# Question regarding Flaperons/Flaps In B109s



## drat (Nov 25, 2005)

Hi,
Im new to this board, and this is my first post. I've searched high and low for some detailed information regarding flaperons used in the Bf109s. How they worked, how they were operated ect. Also I cannot find any information for the life of me regarding operation of flaps for the 109s. Namely the G and K variants. Did they have combat flaps? And if so what speeds could they be lowered at?

This search is driving me up the wall. I've found information on the net in the past couple days, but it has been in german, and well, I can't read in german.  

If anyone has any iformation on these topics I would be greatly appreciative. 

Also, pictures would be helpful as well. 

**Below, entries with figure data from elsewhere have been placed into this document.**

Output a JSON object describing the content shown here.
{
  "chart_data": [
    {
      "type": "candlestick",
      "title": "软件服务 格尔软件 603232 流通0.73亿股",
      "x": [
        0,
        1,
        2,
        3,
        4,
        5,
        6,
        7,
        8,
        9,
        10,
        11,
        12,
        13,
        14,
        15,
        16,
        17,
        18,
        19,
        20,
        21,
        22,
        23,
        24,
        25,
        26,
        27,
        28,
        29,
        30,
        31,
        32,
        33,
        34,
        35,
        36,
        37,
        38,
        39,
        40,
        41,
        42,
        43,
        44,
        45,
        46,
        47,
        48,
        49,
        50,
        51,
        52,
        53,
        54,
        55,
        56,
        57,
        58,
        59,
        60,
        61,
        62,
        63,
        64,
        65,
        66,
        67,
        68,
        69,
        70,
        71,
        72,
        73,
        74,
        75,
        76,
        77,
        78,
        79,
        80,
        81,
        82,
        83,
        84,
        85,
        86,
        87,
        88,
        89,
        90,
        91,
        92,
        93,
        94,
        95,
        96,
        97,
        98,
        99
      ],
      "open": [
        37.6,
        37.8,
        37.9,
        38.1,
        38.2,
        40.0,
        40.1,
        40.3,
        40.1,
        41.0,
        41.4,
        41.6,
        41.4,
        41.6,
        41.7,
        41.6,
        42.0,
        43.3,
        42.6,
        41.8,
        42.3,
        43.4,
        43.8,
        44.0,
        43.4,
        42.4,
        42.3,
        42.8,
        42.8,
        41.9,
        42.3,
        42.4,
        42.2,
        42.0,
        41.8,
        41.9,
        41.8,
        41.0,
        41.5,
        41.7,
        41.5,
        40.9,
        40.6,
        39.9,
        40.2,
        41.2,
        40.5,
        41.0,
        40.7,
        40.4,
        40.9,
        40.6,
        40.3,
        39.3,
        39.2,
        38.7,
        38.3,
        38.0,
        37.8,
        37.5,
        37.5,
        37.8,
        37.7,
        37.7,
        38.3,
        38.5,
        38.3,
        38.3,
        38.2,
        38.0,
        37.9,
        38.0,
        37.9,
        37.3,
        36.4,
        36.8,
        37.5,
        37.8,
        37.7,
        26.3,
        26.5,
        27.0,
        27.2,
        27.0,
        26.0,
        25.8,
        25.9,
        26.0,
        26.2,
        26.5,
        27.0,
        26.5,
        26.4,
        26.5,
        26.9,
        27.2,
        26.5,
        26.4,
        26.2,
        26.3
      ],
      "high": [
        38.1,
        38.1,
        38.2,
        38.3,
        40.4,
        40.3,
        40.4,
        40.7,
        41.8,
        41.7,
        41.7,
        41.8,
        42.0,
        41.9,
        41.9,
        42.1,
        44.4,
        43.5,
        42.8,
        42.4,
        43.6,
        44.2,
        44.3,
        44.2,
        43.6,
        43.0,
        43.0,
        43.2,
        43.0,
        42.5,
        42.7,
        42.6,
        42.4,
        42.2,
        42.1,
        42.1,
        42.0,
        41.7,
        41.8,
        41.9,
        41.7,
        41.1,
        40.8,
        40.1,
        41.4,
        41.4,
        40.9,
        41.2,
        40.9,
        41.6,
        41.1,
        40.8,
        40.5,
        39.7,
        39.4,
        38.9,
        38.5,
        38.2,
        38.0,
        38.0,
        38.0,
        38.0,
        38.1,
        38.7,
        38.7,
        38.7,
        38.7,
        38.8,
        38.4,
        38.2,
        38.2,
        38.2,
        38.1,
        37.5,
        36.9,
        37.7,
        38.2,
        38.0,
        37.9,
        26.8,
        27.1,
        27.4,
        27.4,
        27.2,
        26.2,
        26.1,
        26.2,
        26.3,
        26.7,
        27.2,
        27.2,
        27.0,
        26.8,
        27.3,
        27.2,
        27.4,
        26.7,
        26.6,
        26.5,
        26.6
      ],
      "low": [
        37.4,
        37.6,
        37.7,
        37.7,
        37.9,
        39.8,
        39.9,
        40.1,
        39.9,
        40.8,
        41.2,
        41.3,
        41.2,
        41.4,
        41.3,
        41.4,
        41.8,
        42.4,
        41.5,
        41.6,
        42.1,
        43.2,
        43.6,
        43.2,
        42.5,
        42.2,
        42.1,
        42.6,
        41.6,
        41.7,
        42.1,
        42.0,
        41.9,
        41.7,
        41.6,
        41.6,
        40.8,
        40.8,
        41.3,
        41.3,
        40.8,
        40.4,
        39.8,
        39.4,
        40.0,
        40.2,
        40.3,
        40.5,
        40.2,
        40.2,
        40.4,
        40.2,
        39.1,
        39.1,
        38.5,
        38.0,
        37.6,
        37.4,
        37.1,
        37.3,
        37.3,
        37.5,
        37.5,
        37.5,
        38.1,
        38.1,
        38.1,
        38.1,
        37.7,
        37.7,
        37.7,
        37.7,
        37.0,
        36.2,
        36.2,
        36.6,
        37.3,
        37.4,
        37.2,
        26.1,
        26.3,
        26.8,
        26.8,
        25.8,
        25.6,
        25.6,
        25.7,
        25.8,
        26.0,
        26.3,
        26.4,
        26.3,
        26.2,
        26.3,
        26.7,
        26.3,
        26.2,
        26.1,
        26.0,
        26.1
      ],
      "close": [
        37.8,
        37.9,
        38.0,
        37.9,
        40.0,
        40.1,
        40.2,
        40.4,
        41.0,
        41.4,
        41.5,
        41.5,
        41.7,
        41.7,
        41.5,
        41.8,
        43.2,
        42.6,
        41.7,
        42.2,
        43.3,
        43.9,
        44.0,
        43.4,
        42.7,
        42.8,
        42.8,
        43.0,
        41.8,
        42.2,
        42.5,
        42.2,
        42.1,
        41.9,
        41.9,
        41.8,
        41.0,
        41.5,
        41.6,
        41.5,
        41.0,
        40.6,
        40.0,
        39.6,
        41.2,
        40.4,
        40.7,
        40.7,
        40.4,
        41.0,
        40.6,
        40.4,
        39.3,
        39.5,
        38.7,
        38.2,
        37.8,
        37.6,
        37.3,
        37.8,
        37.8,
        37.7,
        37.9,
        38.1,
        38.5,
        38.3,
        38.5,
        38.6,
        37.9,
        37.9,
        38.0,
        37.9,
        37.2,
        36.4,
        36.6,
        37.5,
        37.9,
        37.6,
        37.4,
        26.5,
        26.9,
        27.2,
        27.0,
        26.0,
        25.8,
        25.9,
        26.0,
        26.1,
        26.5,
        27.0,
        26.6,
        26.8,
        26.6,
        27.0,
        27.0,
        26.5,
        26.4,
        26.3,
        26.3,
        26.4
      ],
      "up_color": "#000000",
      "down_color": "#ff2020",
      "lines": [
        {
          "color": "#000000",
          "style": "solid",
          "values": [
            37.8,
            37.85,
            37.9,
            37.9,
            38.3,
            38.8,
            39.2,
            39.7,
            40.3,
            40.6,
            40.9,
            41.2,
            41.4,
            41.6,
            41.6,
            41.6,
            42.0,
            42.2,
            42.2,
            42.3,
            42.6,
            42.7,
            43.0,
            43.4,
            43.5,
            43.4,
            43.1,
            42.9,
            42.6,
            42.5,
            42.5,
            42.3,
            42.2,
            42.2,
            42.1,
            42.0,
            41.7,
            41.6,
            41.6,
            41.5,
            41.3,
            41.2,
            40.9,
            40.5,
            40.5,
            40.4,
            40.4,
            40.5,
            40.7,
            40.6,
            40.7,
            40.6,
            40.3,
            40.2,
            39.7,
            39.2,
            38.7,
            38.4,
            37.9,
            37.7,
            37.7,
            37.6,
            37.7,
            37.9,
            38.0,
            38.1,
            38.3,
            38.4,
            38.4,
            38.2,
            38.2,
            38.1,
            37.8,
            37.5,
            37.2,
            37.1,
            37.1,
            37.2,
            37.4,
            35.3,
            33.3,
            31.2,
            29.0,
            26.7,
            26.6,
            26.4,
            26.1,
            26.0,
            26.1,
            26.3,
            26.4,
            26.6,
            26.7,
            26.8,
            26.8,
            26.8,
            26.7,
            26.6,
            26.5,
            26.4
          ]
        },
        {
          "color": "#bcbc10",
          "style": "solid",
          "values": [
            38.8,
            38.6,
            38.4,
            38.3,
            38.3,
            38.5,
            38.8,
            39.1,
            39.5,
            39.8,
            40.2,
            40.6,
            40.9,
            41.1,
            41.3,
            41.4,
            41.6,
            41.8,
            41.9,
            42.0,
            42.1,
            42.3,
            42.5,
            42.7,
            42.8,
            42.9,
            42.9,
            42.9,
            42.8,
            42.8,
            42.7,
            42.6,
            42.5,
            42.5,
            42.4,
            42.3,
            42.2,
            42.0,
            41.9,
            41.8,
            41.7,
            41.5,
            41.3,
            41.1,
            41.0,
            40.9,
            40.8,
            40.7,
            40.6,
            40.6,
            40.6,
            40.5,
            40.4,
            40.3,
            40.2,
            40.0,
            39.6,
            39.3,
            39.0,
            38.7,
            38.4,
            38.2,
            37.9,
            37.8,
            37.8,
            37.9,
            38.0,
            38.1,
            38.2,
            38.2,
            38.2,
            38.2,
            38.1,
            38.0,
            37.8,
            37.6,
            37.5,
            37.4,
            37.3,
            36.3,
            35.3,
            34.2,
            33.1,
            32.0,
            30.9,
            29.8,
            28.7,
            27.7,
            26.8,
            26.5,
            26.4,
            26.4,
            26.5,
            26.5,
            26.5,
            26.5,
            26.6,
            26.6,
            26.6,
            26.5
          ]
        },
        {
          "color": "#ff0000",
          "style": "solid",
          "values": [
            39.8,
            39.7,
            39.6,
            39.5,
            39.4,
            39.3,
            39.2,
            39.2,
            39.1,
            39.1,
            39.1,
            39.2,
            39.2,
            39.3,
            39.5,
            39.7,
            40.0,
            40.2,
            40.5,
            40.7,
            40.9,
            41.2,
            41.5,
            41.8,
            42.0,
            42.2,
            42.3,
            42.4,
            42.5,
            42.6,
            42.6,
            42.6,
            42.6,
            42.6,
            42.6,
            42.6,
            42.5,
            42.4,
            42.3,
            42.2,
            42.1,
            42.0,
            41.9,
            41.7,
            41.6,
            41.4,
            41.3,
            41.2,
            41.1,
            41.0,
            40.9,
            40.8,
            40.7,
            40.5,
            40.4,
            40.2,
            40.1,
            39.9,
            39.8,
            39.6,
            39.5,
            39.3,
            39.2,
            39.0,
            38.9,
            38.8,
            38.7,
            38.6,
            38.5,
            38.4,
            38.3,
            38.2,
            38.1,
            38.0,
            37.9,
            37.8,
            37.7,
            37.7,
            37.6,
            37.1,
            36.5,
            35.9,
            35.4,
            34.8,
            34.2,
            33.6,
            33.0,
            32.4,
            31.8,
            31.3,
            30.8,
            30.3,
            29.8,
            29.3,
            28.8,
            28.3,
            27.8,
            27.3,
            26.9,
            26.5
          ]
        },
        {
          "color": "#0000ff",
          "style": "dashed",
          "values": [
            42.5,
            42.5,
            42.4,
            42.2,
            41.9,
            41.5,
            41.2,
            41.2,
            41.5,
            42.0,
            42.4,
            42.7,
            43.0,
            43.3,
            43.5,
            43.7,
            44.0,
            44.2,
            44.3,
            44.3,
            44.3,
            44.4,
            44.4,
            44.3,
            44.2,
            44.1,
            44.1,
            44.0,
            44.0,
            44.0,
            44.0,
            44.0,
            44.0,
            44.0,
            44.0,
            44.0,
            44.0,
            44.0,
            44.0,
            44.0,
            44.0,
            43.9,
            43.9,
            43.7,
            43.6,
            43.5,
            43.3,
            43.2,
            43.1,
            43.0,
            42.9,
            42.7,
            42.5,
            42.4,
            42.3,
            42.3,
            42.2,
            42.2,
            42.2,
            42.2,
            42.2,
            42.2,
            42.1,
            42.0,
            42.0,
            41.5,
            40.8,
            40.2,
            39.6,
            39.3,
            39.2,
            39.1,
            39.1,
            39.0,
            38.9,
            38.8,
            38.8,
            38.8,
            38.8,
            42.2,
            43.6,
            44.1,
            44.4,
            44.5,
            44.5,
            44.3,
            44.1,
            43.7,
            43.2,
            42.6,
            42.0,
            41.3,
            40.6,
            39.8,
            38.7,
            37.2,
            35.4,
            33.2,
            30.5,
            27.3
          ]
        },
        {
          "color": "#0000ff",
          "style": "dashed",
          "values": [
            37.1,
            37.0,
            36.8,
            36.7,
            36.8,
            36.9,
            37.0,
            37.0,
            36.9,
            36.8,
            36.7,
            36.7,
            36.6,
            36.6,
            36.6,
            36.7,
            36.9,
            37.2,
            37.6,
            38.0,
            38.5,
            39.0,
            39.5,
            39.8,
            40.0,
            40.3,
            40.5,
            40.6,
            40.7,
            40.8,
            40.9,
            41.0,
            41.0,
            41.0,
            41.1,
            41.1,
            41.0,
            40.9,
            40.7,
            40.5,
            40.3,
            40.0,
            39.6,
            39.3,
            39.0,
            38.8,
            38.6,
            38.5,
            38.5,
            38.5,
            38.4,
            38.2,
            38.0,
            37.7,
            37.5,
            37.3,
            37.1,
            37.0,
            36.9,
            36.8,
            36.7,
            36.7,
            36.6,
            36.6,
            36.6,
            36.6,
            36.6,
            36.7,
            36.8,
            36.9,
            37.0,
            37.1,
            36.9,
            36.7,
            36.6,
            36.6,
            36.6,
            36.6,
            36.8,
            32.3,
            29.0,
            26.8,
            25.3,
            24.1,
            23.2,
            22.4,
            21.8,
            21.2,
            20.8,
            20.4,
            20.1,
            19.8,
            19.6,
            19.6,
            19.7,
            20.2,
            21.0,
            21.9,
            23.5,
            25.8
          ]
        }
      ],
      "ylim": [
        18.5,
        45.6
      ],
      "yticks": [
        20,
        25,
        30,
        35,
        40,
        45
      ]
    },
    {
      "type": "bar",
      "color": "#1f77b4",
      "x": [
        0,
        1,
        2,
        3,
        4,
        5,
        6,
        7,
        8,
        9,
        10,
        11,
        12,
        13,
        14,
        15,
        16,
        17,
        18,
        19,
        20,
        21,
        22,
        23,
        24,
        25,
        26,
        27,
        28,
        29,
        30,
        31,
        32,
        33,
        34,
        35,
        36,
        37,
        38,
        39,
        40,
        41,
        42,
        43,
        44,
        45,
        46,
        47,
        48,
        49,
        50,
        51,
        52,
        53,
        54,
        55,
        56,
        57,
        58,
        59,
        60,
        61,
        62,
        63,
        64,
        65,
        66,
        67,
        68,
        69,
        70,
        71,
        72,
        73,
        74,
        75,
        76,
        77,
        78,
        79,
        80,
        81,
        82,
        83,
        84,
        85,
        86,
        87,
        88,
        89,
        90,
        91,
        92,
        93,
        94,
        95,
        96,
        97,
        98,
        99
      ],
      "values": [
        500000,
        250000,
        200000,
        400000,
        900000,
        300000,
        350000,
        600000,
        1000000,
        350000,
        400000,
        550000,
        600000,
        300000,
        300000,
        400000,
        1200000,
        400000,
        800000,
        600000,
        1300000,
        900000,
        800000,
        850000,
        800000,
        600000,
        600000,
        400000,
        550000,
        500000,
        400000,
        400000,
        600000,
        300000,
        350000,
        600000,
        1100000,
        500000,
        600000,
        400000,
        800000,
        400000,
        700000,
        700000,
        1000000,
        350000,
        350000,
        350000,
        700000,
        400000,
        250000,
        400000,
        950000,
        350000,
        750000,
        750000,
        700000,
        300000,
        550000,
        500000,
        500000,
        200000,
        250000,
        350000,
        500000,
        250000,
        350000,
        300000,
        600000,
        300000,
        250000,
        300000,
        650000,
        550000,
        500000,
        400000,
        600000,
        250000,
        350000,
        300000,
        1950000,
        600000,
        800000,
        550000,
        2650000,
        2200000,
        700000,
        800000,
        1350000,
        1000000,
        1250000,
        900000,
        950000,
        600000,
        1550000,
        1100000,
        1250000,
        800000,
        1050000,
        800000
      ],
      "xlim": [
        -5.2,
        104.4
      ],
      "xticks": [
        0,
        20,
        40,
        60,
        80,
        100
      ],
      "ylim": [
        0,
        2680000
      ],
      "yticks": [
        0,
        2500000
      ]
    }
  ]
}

Like I said, I've searched high and low, including this sight and just cant find anything. So I am sorry I this topic has been touched on before and I just havent found it. 

TYVMIA. 
drat


----------



## JCS (Nov 25, 2005)

Theres several German speaking members here, if you post the documents you have in the multiligual forum I'm sure someone would translate it for you.


----------



## drat (Nov 25, 2005)

Thanks I found out how to translate the german to english and it turns out it wasnt what I was looking for. So Im still in desperate need of the above mentioned information. If anyone can help... I would really apreciate it. 

Thanks again


----------



## KraziKanuK (Nov 26, 2005)

The flaps in the 109 were lowered by the wheel in the cockpit (on the left beside the seat). The other wheel is for the stab trim. The flaps could be lowered to any angle. The flaps did not have a flap position called 'combat' like on the P-51. As can be seen in the graph, they could be lowered 10 deg @ 800kph. This is for the E but is applicable for the other models.

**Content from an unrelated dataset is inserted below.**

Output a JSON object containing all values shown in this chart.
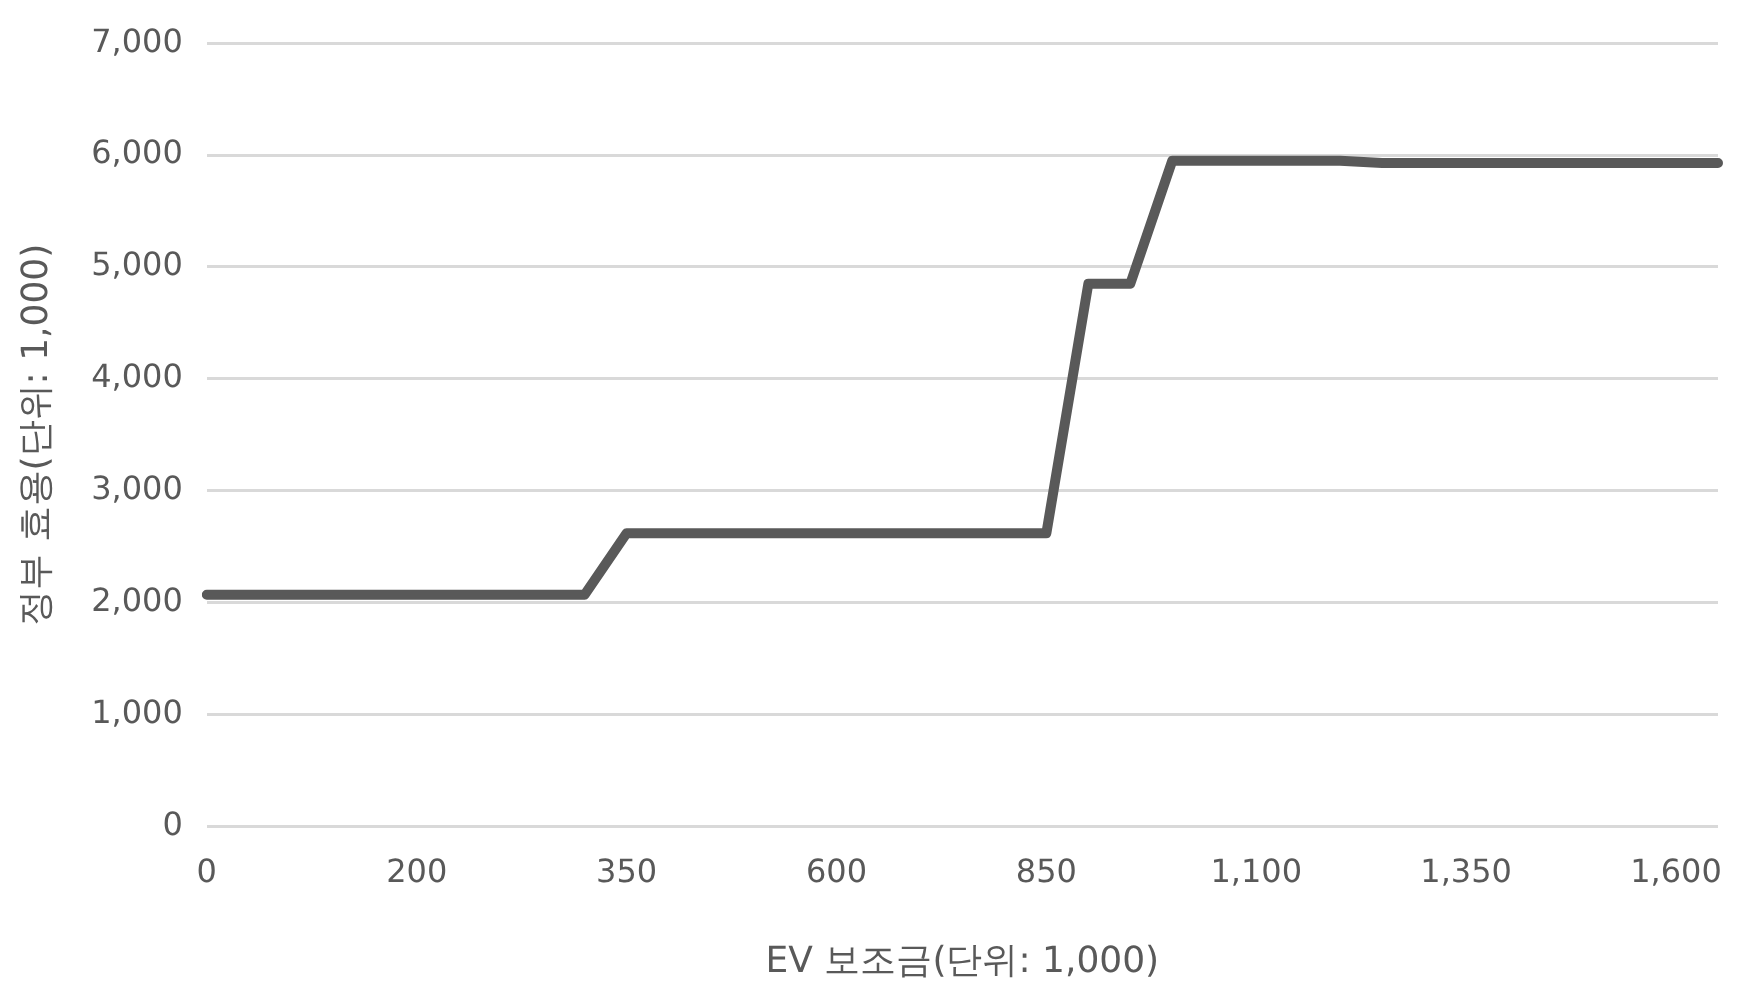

Here is the graph for the degree of lowering vs speed.
http://img41.imagevenue.com/img.php?loc=loc31ℑ=471_109_Flap_deploy_speeds.jpg

Be quick for the poster does not leave them up for long.


----------



## DerAdlerIstGelandet (Nov 26, 2005)

Good info there.


----------



## drat (Dec 5, 2005)

thank you very much.


----------



## drat (Dec 5, 2005)

Hey Krazi, you dont happen to have a source on that chart do you? It would be helpful to me is all. 

Thanks again


----------